Welcome to the December 2022 edition of An Open Book, hosted both at My Scribbler’s Heart and CatholicMom.com!
It’s been a season of sickness over here and the reading has taken a hit. For all of us. But, here’s what we’ve got, going into the Advent season:
If you’re looking for a clean, fun Hallmark-esque Christmas novella, I recommend CeCe Louise’s Christmas After All. The enemies-to-lovers story plays out much as you’d expect with a couple misunderstandings, but the journey is an enjoyable one with smooth writing and as well-developed characters as you can create in a novella. Melissa and Tucker have some bad blood from her rejection of him in high school. But now he’s back in their hometown, a country singing star, and apparently his old feelings for her haven’t completely disappeared, despite the song he wrote about her that propelled him to stardom.
I started listening to The Violin Conspiracy by Brendan Slocumb because the premise intrigued me. My library loan ran out, and someone else is in line to borrow, so I don’t know whether I’ll get back to this one. Ray McMillian’s heirloom violin is stolen before the international Tchaikovsky Competition. Can he get it back? (I’m guessing he does, even if I don’t get the audiobook loan back.)
With a group of honors students, my son read the introduction to The Closing of the American Mind by Allan Bloom. I don’t think they are reading the entire book, but now my interest is piqued by a book that slipped by me while still in high school. This descriptor, from a book written in the late 1980s, seems accurate in 2022: “Bloom argues that the social and political crises of contemporary America are part of a larger intellectual crisis: the result of a dangerous narrowing of curiosity and exploration by the university elites.” Have you read it?
My daughter’s class is reading the Book of Job and then Neil Simon’s God’s Favorite, a modern look at the biblical character. Based on how few reviews of editions are out there, it doesn’t seem to be a widely read play. Maybe it’s more often viewed; I don’t know. Straight from the description: “Successful Long Island businessman Joe Benjamin is a modern-day ‘Job’ with a demanding wife, ungrateful children, and wise-cracking household employees. Just when it seems things couldn’t get any worse, he is visited by Sidney Lipton, a.k.a. A Messenger from God (and compulsive film buff) with a mission: test Joe’s faith and report back to ‘the Boss.’” I like that this teacher often uses plays in the classroom, something I had little experience with beyond Shakespeare and a few others.
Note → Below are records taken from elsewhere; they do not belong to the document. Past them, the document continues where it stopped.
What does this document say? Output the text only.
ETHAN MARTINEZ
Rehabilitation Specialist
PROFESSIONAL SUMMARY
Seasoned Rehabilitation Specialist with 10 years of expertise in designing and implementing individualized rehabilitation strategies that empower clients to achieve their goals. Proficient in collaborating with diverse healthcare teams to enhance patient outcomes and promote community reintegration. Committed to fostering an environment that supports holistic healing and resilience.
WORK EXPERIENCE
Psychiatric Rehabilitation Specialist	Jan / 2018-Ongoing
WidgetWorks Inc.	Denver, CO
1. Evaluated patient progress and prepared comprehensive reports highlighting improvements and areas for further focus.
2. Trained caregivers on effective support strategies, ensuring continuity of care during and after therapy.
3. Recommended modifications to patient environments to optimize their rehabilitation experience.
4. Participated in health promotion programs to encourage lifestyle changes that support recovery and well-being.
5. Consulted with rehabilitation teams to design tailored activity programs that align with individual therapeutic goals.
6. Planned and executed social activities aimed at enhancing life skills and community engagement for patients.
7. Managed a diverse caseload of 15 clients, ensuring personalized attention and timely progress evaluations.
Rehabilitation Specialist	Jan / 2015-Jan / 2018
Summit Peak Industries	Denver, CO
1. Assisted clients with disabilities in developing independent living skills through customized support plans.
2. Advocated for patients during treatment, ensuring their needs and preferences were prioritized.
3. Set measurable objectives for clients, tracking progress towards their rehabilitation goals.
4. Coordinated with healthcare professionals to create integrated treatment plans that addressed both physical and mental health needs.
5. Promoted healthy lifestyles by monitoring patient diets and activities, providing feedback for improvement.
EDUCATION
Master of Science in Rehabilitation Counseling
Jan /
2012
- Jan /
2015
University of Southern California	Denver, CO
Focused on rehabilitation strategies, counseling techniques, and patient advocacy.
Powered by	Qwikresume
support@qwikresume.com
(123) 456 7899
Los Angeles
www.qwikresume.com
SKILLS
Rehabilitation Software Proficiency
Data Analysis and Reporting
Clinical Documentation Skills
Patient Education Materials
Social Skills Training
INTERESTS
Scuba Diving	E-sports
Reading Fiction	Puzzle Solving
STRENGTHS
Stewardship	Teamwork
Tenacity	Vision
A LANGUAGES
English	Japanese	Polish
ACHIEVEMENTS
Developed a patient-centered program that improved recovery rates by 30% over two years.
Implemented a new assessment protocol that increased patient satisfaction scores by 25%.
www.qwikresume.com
My younger daughter recently read Roald Dahl’s Matilda for a school book report. Matilda is a sweet, smart young girl who faces off with a mean school head mistress—Miss Trunchbull. In the course of fending off the Trunchbull, as they call her, Matilda discovers some remarkable powers. My fifth grader enjoyed this book, though she said she prefers books with more action.
My youngest son has been reading more of Big Nate, specifically In the Zone, book six in the eight-book series by Lincoln Peirce. The book description doesn’t say much, at least not in the way of a plot, and I think this series has cashed in on Diary of a Wimpy Kid’s popularity. Not to say it’s not good in its own right, but it’s a similar illustrated story of a middle school boy’s shenanigans and mishaps.
My son’s class is also reading I Survived The Bombing of Pearl Harbor, 1941 by Lauren Tarshis. The books are a handy way to teach history, and his teacher has timed this read well for the bombing’s anniversary. The story is from the perspective of an 11-year-old American boy playing on his favorite Hawaiian beach when the attack by the Japanese commences.
I’ve begun reading The Curious Christmas Trail by Haley Stewart (The Sister Seraphina’s Mysteries), though I think it will be more fun to start over with the little kids next to me on the couch. The illustrations by Betsy Wallin are cute, cozy, and make me want to crawl into the adorable little mouse world. The book itself is a lovely hardcover chapter book that would be a nice addition to a child’s Christmas collection. I’ve only read one chapter, but it seems to be a sweet, pleasant story centered about the Christmas pageant and the mystery of missing Sister Dymphna at Saint Wulfhilda’s Abbey.